Binding bids are due to be submitted on 29 May for DEPA, which posted a net profit of €106 million last year. Gazprom last year made a preliminary bid of €900 million.
Gazprom is already DEPA's main supplier, providing about 60% of its gas last year. It cut its supply prices by about 7% in 2011, but Greek energy players say prices are still high compared with what Gazprom charges in other parts of Europe with more competition.
Gazprom's chief executive Alexei Miller arrived in Athens on Tuesday for talks with Greek Prime Minister Antonis Samaras and other Greek officials. It was the third visit by senior Gazprom officials since March.
Miller sought assurances that DEPA's austerity-hit customers will settle arrears of €380 million and a concession that Gazprom will not have to deposit 20% of the purchase price as a guarantee before the sale gets European Union approval.
"The two sides discussed their exceptional cooperation in the natural gas market," Gazprom said in a statement after Miller's talks with Samaras. Gazprom also said the two sides wanted to develop their "mutually beneficial cooperation" further.
If Athens fails to sell DEPA, it will miss a target to raise €2.6 billion from privatisations this year under the terms of its international bailout. It would then need to make up the shortfall with extra austerity measures, which it is loath to do.

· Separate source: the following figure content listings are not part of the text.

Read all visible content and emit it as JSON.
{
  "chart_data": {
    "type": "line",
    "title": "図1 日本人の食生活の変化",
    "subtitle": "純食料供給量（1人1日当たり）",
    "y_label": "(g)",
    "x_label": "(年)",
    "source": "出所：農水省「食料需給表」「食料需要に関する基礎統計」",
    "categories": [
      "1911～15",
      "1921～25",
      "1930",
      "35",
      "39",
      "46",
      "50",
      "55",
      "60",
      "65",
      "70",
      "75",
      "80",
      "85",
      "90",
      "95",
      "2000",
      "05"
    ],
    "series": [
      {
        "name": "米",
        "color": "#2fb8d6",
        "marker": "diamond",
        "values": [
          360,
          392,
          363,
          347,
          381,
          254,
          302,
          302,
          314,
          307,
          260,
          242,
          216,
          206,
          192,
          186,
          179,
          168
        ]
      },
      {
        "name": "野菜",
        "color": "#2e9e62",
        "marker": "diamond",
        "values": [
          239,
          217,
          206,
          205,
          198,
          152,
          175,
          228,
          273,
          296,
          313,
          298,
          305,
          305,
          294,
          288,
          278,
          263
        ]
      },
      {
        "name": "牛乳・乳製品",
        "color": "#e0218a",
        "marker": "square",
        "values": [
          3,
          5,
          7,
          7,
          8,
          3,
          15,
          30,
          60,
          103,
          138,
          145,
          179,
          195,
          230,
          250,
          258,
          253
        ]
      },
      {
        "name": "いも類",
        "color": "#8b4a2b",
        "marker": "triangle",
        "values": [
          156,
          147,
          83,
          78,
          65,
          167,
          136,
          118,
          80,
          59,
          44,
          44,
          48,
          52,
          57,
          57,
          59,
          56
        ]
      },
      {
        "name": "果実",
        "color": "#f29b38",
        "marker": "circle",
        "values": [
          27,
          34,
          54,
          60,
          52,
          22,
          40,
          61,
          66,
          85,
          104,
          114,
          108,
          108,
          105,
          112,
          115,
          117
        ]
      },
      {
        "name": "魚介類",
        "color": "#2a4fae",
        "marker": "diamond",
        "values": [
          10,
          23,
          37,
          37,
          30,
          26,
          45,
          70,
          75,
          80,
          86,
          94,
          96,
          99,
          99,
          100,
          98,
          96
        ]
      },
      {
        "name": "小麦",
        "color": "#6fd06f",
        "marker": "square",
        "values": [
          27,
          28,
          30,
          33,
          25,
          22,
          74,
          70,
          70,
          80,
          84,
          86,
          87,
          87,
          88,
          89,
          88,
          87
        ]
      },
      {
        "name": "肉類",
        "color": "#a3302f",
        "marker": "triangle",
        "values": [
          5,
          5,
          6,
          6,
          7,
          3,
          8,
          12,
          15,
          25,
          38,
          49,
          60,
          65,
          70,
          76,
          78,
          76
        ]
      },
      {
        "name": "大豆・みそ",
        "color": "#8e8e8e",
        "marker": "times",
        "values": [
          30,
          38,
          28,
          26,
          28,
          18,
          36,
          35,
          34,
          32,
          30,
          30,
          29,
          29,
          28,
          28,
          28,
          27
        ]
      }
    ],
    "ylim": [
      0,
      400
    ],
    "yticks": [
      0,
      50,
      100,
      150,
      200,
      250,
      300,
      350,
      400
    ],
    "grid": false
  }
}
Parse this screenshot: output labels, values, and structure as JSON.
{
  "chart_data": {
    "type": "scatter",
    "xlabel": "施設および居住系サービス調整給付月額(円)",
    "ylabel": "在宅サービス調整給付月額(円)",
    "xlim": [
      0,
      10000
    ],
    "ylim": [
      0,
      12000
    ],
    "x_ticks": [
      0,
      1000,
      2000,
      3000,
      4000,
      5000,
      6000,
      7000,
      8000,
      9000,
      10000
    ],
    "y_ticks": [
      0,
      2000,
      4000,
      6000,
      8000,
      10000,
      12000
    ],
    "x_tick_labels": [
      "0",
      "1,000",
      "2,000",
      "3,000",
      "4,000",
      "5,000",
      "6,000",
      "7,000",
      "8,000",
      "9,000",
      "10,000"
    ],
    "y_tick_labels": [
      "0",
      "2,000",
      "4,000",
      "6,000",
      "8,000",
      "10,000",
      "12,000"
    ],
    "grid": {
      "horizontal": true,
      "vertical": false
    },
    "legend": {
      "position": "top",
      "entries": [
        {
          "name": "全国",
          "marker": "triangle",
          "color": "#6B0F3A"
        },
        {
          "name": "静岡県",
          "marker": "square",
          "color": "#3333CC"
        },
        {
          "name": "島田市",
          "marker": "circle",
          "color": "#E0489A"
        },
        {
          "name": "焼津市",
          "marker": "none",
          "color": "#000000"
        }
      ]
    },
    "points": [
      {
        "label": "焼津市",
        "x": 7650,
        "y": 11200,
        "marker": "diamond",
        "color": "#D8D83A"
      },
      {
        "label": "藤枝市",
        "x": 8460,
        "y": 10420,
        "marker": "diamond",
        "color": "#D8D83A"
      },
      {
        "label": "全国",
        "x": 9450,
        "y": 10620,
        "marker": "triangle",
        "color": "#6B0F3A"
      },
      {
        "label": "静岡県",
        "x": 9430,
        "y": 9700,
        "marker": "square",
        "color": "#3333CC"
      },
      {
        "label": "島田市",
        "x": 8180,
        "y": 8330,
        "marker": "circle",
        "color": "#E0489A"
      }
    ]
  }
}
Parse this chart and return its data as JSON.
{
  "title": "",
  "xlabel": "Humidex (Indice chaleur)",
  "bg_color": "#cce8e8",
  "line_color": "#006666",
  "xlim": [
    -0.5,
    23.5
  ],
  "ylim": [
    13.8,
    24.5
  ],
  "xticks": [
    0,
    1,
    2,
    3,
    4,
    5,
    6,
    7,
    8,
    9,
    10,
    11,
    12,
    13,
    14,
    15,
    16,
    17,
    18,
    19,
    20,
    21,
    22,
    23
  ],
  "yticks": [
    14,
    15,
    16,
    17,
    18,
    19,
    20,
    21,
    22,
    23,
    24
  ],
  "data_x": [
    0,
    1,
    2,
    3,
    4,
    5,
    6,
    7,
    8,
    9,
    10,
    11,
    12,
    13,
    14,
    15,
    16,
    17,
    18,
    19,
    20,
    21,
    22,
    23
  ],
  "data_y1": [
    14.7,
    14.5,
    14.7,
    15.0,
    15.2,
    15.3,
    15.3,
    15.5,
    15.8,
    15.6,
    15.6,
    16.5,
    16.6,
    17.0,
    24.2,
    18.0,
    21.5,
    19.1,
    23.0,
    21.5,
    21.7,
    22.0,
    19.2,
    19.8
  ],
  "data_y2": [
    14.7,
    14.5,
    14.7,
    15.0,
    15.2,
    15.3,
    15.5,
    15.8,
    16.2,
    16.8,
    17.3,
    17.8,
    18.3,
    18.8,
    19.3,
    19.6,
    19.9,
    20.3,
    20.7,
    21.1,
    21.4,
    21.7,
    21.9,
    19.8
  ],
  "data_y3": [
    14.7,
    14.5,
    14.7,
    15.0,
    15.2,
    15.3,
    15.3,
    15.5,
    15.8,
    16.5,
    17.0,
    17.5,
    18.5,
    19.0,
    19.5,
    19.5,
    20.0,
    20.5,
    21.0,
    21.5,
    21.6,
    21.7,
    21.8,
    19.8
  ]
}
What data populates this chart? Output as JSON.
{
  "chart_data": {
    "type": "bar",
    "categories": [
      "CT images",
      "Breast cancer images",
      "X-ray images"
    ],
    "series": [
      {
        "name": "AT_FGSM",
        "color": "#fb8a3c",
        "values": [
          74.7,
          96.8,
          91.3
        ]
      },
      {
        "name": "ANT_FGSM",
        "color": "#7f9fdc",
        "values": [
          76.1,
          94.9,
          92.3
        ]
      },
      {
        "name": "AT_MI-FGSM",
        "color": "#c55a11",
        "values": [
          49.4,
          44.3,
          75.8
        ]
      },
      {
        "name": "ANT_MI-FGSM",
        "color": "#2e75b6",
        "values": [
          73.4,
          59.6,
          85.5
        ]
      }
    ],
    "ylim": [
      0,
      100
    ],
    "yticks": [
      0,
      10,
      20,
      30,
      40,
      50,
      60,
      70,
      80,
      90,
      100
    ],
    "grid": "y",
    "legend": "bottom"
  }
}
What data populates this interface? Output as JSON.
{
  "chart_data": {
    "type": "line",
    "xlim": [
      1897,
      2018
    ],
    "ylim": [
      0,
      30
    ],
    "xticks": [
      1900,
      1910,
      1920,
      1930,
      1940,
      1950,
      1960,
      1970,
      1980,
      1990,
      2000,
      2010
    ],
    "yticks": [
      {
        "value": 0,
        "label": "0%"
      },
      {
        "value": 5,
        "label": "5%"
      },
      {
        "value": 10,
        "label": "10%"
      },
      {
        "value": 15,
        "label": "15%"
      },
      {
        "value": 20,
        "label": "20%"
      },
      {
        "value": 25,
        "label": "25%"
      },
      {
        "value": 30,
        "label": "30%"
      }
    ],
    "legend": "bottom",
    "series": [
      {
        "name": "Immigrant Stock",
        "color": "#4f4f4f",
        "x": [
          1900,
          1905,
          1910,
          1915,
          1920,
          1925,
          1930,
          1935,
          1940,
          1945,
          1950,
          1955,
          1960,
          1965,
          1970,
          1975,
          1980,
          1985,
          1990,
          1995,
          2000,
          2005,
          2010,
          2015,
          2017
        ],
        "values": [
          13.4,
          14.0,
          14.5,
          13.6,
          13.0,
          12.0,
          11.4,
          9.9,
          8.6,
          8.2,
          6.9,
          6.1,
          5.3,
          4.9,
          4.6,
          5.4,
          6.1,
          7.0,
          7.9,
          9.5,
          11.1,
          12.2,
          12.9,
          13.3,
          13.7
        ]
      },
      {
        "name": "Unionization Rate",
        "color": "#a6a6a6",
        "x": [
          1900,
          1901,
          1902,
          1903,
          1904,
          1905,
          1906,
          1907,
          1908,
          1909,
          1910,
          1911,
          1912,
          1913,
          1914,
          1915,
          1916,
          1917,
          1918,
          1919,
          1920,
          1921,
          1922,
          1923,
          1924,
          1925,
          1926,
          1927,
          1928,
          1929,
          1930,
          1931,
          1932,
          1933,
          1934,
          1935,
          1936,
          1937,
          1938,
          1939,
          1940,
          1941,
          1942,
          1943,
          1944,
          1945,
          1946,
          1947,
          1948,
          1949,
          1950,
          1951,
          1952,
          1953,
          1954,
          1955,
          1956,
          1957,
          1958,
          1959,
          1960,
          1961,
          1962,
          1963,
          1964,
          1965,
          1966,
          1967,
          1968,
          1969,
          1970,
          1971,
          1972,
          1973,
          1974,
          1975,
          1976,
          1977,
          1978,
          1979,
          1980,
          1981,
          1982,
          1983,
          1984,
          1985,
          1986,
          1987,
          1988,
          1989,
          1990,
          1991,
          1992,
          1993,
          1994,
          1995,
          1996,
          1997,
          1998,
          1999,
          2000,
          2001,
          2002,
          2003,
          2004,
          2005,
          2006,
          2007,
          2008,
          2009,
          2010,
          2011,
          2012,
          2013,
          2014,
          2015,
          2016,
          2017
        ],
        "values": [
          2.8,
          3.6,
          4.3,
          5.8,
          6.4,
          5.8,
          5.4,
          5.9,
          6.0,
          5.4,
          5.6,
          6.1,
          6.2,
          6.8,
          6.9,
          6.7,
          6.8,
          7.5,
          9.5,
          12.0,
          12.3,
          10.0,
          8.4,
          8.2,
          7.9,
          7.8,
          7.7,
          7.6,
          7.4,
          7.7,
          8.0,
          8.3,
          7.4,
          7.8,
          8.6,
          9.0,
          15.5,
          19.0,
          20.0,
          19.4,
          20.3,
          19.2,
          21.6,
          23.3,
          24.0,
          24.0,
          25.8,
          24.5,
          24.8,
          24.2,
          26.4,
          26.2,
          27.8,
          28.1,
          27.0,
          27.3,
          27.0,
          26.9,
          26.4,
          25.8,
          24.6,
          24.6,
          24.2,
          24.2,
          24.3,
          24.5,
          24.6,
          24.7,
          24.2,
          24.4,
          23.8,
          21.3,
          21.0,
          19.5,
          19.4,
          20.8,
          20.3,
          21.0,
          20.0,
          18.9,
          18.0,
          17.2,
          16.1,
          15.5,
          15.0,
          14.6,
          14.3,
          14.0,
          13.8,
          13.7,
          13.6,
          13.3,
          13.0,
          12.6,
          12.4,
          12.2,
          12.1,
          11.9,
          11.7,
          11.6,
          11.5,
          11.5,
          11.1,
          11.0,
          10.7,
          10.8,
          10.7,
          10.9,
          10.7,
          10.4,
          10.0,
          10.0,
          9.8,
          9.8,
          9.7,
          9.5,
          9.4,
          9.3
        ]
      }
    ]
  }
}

Greece has already agreed to reduce the required guarantee and is striving to resolve DEPA's liquidity problem, said Stelios Stavridis, chairman of Greek privatisation agency HRADF in an interview with state radio NET.
According to Greek sources close to the sale, Gazprom is concerned that the European Union might block the DEPA acquisition, in which case it would lose some of its deposit.
EU leaders are meeting today (22 May) for a special summit on energy, with security of supplies and reducing the dependence of some member countries from Russia as their main supplier featuring high in the draft conclusions.
Gazprom's only rival for DEPA is M&M Gas, a joint venture by Greek energy firms Motor Oil and Mytilineos.